Further feedback into the strategy development and relevant decisions derived by the committee and panel was provided through a series of targeted community information and consultation events held across the region, and this was consequently used to review and adjust the emphasis of the values and associated criteria that had been identified as applicable to improving biopassage.

Process of Prioritisation.

Catchment approaches toward mitigating, remediating, and removing barriers to passage are already being implemented elsewhere in Australia e.g. New South Wales & Northern Queensland. These approaches typically utilise prioritisation processes based on assessment of barriers across a whole catchment or region. This strategy has developed a two stage prioritisation process where initially subcatchments are prioritised using ecological risk assessment methodology and then barriers within them are ranked based upon values that the regional community has identified as being important to improving passage.

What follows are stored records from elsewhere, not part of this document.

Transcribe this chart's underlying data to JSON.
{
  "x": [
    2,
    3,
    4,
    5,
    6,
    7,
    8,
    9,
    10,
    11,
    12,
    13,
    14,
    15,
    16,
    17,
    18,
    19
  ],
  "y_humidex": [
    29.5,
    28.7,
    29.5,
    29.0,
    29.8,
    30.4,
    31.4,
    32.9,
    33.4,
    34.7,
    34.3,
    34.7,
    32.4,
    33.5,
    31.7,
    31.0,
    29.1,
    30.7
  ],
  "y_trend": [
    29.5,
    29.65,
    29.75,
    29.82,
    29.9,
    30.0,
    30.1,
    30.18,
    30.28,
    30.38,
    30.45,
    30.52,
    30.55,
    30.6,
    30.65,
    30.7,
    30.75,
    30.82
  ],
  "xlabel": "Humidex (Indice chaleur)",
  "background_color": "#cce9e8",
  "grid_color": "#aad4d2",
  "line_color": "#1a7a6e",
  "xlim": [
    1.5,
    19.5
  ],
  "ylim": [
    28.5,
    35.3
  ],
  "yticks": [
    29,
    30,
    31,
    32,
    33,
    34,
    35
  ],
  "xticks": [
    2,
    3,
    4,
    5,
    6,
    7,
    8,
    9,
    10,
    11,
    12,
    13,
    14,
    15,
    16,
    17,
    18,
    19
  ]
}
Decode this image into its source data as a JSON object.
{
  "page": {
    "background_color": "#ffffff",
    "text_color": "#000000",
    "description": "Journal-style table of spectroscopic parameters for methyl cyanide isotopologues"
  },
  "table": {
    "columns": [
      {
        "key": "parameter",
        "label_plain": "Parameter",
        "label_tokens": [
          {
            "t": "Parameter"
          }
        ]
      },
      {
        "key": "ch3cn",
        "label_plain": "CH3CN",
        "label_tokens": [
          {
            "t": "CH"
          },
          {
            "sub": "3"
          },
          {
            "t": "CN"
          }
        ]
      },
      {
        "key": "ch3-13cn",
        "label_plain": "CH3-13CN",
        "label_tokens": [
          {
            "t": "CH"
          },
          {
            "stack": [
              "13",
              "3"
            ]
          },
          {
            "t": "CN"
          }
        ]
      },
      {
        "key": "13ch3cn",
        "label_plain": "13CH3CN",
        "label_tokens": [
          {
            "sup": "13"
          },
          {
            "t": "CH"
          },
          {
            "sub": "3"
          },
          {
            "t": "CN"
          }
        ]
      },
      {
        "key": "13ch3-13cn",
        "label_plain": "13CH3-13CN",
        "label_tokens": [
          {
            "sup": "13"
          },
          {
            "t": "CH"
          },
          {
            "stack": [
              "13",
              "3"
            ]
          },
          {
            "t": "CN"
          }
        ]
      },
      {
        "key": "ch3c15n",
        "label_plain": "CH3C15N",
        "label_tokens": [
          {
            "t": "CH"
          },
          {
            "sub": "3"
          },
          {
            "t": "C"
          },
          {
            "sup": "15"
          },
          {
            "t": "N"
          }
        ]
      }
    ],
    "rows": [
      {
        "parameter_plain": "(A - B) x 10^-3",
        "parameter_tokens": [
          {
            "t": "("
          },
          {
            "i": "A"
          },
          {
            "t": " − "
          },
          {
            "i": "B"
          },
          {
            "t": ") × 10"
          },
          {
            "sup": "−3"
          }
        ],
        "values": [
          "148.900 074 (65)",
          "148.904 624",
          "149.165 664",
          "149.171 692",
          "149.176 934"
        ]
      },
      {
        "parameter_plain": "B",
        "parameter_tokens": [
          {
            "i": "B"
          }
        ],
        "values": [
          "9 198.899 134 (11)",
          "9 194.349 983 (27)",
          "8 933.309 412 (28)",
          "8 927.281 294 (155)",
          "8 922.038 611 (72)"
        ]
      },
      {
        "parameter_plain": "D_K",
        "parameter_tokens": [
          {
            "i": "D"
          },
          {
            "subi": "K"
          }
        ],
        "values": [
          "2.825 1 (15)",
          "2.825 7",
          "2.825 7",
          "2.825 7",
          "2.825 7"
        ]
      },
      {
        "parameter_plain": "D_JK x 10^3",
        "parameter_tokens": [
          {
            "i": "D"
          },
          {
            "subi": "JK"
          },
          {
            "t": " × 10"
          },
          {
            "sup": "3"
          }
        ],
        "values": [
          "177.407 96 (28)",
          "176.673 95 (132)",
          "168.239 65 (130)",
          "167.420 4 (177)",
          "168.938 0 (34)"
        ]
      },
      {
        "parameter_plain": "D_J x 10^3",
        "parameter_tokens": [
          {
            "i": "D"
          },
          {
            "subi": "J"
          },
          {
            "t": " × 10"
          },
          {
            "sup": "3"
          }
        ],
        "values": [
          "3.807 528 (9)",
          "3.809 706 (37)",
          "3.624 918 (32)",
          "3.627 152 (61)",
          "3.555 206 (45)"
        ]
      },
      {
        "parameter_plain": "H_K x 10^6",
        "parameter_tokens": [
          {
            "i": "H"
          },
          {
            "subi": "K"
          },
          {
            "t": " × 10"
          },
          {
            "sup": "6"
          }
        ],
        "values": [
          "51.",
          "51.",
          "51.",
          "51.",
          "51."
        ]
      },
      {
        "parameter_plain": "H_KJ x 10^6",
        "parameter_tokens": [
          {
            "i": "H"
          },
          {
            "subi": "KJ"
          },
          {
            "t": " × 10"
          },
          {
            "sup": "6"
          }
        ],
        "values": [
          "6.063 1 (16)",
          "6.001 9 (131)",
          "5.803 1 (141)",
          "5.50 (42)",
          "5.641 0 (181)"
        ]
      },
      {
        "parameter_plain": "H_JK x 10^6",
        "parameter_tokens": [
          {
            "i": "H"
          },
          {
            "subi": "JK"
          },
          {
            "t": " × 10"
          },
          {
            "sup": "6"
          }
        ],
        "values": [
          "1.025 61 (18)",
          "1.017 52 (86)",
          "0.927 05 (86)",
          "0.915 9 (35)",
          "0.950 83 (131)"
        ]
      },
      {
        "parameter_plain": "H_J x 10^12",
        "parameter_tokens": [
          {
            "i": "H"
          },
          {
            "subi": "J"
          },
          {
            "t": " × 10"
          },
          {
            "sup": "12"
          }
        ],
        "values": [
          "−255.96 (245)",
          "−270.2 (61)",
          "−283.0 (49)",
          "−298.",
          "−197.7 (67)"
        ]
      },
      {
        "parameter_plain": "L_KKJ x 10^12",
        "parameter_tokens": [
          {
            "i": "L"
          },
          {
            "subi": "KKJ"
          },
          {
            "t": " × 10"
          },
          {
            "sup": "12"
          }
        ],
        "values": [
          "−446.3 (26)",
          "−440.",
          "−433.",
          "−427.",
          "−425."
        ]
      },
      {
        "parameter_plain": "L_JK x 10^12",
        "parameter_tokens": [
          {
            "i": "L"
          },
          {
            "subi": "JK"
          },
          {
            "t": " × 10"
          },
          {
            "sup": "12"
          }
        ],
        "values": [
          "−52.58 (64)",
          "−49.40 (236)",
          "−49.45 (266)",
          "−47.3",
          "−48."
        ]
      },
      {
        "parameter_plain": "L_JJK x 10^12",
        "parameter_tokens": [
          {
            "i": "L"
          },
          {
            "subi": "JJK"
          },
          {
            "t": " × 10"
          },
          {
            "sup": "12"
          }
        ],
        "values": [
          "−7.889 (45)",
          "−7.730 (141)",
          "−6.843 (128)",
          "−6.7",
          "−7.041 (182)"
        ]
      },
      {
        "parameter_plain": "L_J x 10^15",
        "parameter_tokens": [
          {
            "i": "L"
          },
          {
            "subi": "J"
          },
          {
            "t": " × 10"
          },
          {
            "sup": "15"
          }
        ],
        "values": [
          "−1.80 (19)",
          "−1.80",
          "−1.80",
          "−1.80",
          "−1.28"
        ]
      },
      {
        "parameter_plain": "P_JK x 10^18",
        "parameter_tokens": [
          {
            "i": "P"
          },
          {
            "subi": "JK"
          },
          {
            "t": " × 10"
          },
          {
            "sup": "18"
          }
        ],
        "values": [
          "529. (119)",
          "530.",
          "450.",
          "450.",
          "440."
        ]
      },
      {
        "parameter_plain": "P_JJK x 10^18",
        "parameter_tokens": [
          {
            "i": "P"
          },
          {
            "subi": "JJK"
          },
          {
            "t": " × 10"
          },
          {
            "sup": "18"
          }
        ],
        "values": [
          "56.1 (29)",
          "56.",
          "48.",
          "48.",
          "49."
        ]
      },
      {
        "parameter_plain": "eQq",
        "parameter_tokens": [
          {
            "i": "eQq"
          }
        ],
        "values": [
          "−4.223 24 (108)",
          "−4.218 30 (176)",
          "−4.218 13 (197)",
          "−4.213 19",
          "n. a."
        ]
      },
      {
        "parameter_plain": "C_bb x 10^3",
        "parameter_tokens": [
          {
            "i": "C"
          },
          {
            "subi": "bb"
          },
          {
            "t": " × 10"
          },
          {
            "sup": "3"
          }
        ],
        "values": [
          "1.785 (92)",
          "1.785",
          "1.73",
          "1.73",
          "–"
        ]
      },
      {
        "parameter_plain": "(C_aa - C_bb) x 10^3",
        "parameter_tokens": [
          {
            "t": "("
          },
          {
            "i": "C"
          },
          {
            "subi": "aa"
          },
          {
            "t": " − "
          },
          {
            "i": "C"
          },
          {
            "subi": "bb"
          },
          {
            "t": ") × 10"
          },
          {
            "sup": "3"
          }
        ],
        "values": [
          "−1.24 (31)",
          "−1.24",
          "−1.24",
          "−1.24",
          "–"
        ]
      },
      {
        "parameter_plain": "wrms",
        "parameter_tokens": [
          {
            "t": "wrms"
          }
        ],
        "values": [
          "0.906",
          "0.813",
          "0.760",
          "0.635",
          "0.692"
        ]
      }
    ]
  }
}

Two levels of prioritisation were identified as being essential components of the strategy-

  • Regional Level Prioritisation
    • A prioritisation of all the sucatchments across the Burnett Mary Region
  • Subcatchment Level Prioritisation
    • A prioritisation of barriers within a subcatchment. (Due to the size of the region, this would be only undertaken for a few selected subcatchments which had ranked highly in the regional Level prioritisation.)

A Local Scale Level Prioritisation was also identified for the project associated with developing this strategy- it consists of a further prioritisation of those barriers ranking highly in the Subcatchment Level Prioritisation with an objective toward selecting suitable demonstration sites.

The regional level prioritisation used desk-top analysis and drew from a range of data sources including AquaBamm, State of the Rivers reports, Mary River Rehabilitation Plan, Water Resource Plans, Burnett Basin ROP, Burnett River Catchment Study, fish and turtle survey data, DNRW stream gauge data, Mary Basin Land & Water Resources Assessment, and expert opinion.

The steering committee consequently selected several subcatchments for an initial subcatchment level prioritisation. The Middle Mary Subcatchment was subcontracted out to the Mary River Catchment Coordinating Committee for analysis, whilst the Project Officer undertook analysis of barriers across the Isis River, Burnett Estuary, and Baffle Creek Subcatchments. The field analysis component included hydrological, geomorphological, ecological, and structural data collection.

In addition to the collected data being used for the Subcatchment Level Prioritisation, it was also applied toward a cost benefit analysis developed by Bill Johnson (Principal Agricultural Economist) which assesses such costs as capital investment, maintenance, and loss of water resources against identified benefits such as increases in species, water quality, and recreational fishing opportunities.